The usual assortment of photos is attached and most don’t require explanation. You will notice that we caught part of the Tour de France in the Alps. As a result of THAT and having lived in the shadow of Mont Ventoux at Les Airs du Temps, I was inspired to make an assault to its summit my last day in the south of France before heading up to Paris. Unfortunately, bad weather moving in along with a preoccupation of filling the boot of our car with Cotes du Rhone wine foiled my attempt. In lieu of a triumphal celebration at the summit, you will see a photo of my descent.

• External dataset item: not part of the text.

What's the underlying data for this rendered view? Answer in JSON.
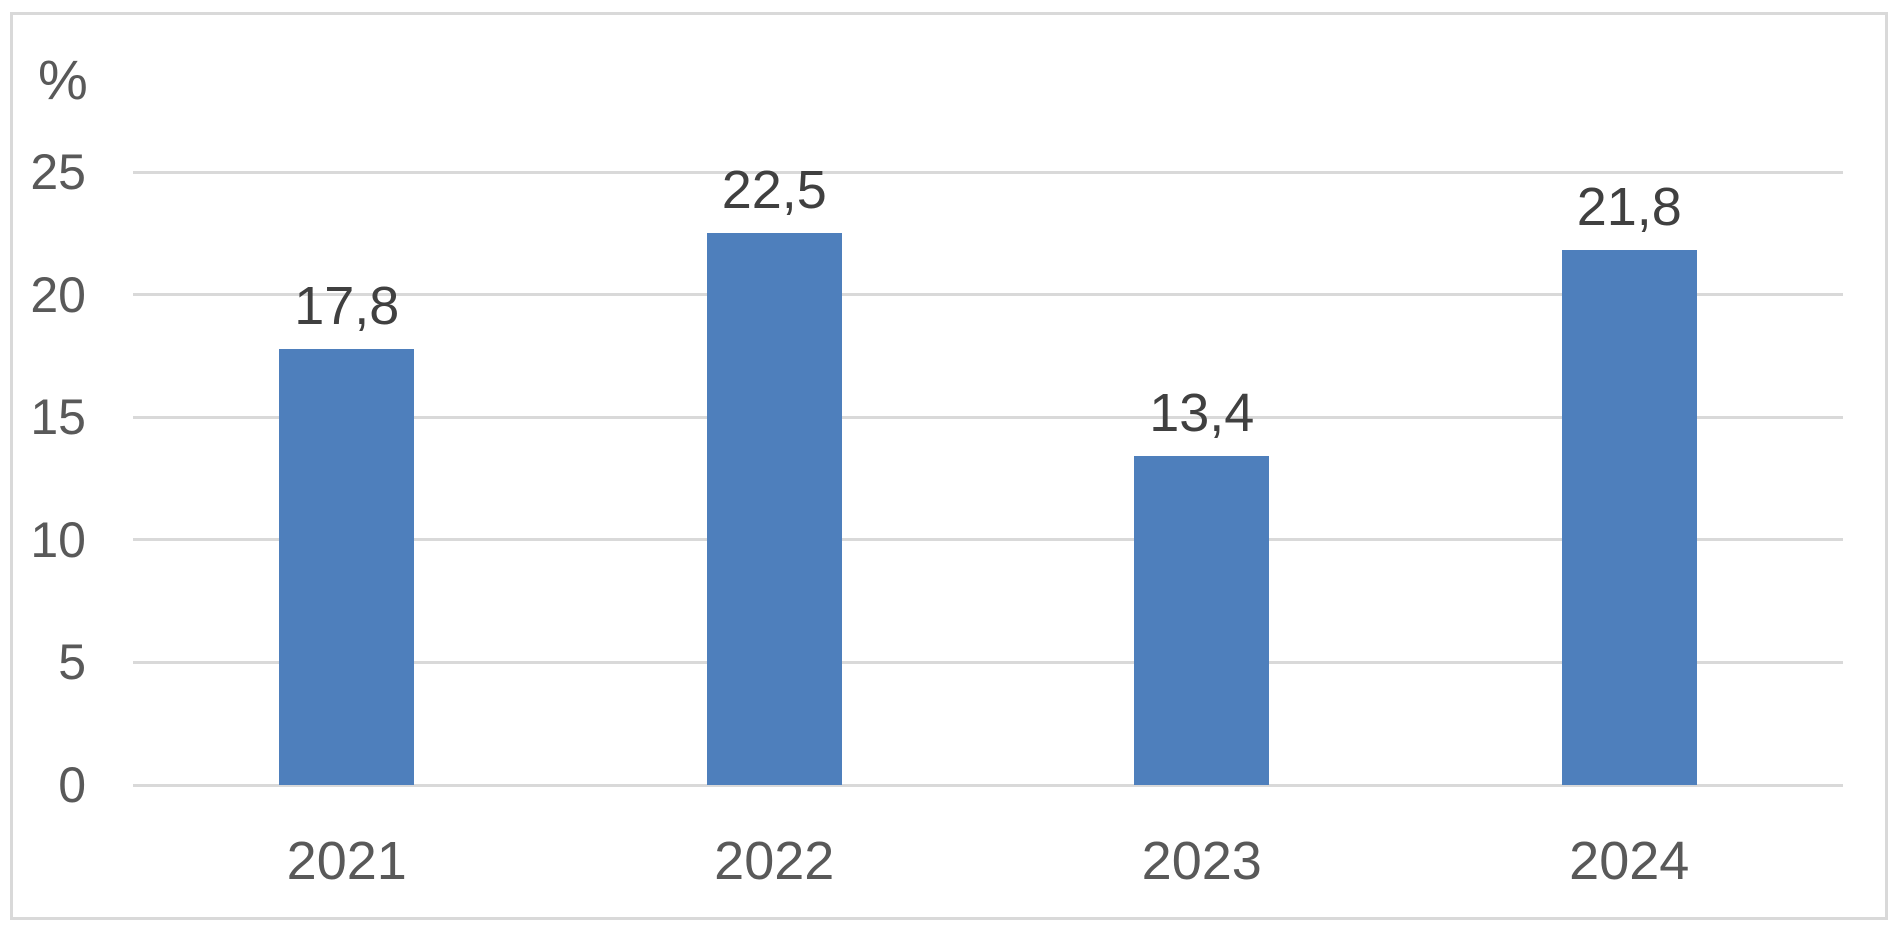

To put this failure into perspective, I should provide some details as to mon petite aventure. I left Les Air du Temps at about 4:15am in the morning and drove to the town of Malucene which lies at an altitude of about 1100 feet above sea level. Departing from there at 5:00am, I was tout seul on the road for the first 15 minutes until I was scared by noises coming from the brush. Wild boar? bear? cougar? or just a couple of pheasants having a row… whatever, my cadence picked up. After another 15 minutes or so, the 10%+ grade began to take its toll on my untrained legs. The route was so severe that I was weaving back and forth in order to cut down on the steepness of the ascent. Around 6:15am, I caught my first glimpse of the sunrise and began to stare reality in the face. More so than CDR wine on the mind, I was suffering from the threatening clouds and the mistral moving in from the west. Mont Ventoux (windy mountain in the ancient Provencal dialect) soars above the surrounding planes of orchards and vines acting as a magnet for foul weather. Climbing above 4500 feet, the gathering wind and smattering raindrops penetrated my sweat soaked t-shirt and mocked me. After about 2:45 of continuous uphill pedaling, I called it quits somewhere around 4800 feet in elevation about two and one half miles short of the summit. To put this climb into perspective, it took me only 20 minutes to descend the same distance that I had climbed. And next year when this ascent is featured as part of the Tour de France, the riders will climb the entire mountain in about 1/3 the time. My sole condolence… we will be there. A la prochaine!